An illuminating new study of modern Polish verse in performance, offering a major reassessment of the roles of poets and poetry in twentieth-century Polish culture.

What’s in a voice? Why record oneself reading a poem that also exists on paper? In recent decades, scholars have sought to answer these questions, giving due credit to the art of poetry performance in the anglophone world. Now Aleksandra Kremer trains a sharp ear on modern Polish poetry, assessing the rising importance of authorial sound recordings during the tumultuous twentieth century in Eastern Europe.
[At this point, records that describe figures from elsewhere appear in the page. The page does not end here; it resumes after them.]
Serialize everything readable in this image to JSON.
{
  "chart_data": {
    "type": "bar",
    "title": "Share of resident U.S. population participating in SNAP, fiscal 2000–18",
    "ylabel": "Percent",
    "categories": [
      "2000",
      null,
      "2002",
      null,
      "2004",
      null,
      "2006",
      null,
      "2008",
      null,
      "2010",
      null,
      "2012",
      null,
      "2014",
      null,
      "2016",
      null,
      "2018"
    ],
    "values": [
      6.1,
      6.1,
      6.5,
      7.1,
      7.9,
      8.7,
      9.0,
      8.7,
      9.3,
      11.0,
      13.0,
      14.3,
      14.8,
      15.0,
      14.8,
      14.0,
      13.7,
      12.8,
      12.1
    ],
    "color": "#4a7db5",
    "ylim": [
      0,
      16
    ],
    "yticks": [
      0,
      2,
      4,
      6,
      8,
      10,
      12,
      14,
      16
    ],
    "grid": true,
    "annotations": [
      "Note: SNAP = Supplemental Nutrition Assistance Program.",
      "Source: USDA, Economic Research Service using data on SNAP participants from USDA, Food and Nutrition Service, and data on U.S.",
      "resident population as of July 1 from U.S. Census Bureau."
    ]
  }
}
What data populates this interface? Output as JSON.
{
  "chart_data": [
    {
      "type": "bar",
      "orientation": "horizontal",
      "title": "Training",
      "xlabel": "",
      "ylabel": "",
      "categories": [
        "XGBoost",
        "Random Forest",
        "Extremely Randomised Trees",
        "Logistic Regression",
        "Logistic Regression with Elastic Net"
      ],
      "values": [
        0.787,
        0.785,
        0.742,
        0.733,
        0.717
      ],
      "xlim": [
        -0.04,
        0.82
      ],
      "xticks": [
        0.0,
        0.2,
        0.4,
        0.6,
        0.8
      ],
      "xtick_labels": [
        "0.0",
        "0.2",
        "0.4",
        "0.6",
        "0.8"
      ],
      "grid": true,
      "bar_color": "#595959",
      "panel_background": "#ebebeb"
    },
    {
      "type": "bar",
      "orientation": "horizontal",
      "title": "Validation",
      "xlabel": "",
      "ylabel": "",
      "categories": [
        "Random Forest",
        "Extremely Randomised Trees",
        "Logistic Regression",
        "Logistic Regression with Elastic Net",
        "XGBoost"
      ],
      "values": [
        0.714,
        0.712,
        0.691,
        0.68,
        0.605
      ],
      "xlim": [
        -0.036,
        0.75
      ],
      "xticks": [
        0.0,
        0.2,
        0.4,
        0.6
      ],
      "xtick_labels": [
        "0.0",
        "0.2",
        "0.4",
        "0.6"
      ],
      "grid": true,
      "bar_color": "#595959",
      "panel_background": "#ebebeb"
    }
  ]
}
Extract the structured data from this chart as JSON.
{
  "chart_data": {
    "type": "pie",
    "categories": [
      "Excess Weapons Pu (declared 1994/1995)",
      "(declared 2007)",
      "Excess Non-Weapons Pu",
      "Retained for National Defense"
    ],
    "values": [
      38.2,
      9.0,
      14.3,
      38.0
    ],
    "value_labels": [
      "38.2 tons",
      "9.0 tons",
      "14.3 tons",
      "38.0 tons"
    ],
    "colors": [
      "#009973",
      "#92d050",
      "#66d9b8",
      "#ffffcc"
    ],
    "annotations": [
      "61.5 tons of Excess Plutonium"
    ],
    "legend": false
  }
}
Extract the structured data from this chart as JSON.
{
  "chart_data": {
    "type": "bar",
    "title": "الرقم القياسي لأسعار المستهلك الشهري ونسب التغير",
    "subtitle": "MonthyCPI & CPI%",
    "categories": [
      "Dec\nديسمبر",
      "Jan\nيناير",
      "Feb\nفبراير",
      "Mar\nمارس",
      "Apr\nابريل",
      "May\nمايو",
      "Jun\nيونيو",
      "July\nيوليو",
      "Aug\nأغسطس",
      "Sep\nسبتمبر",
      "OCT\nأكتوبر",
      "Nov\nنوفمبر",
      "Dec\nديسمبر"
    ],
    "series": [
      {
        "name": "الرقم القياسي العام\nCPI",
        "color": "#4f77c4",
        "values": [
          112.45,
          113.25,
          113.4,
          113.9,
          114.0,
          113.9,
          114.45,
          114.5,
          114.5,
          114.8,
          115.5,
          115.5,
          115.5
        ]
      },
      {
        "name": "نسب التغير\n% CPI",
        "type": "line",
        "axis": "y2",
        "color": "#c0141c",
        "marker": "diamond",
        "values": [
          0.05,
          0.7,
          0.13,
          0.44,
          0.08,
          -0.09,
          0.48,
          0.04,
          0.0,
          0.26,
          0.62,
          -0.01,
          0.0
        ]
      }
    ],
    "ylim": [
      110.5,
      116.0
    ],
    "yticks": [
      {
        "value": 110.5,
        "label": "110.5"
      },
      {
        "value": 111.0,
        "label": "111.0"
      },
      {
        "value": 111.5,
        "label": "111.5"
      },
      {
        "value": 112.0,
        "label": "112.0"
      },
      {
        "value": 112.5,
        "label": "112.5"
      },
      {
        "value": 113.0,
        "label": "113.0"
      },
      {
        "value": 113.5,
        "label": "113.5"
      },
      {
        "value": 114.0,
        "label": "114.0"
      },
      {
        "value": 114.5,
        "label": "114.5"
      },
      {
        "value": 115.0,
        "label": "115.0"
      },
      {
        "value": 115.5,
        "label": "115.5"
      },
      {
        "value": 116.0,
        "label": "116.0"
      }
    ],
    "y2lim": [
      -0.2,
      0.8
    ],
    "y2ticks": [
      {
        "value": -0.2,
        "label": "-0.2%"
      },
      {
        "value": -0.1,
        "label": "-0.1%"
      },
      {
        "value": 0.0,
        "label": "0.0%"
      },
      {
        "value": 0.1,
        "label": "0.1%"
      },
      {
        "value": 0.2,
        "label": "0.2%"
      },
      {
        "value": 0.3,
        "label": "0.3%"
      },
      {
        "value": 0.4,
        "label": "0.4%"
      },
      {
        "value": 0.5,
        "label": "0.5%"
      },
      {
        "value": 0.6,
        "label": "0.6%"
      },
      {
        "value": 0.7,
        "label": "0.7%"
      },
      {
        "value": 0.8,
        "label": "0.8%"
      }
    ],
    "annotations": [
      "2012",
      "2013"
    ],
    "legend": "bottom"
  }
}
Kremer traces the adoption by key Polish poets of performance practices intimately tied to new media. In Polish hands, tape recording became something different from what it had been in the West, shaped by its distinctive origins behind the Iron Curtain. The Sound of Modern Polish Poetry reconstructs the historical conditions, audio technologies, and personal motivations that informed poetic performances by such luminaries as Czesław Miłosz, Wisława Szymborska, Aleksander Wat, Zbigniew Herbert, Miron Białoszewski, Anna Swir, and Tadeusz Różewicz. Through performances both public and private, prepared and improvised, professional and amateur, these poets tested the possibilities of the physical voice and introduced new poetic practices, reading styles, and genres to the Polish literary scene. Recording became, for these artists, a means of announcing their ambiguous place between worlds.

Kremer’s is a work of criticism as well as recovery, deploying speech-analysis software to shed light on forgotten audio experiments—from poetic “sound postcards,” to unusual home performances, to the final testaments of writer-performers. Collectively, their voices reveal new aesthetics of poetry reading and novel concepts of the poetic self.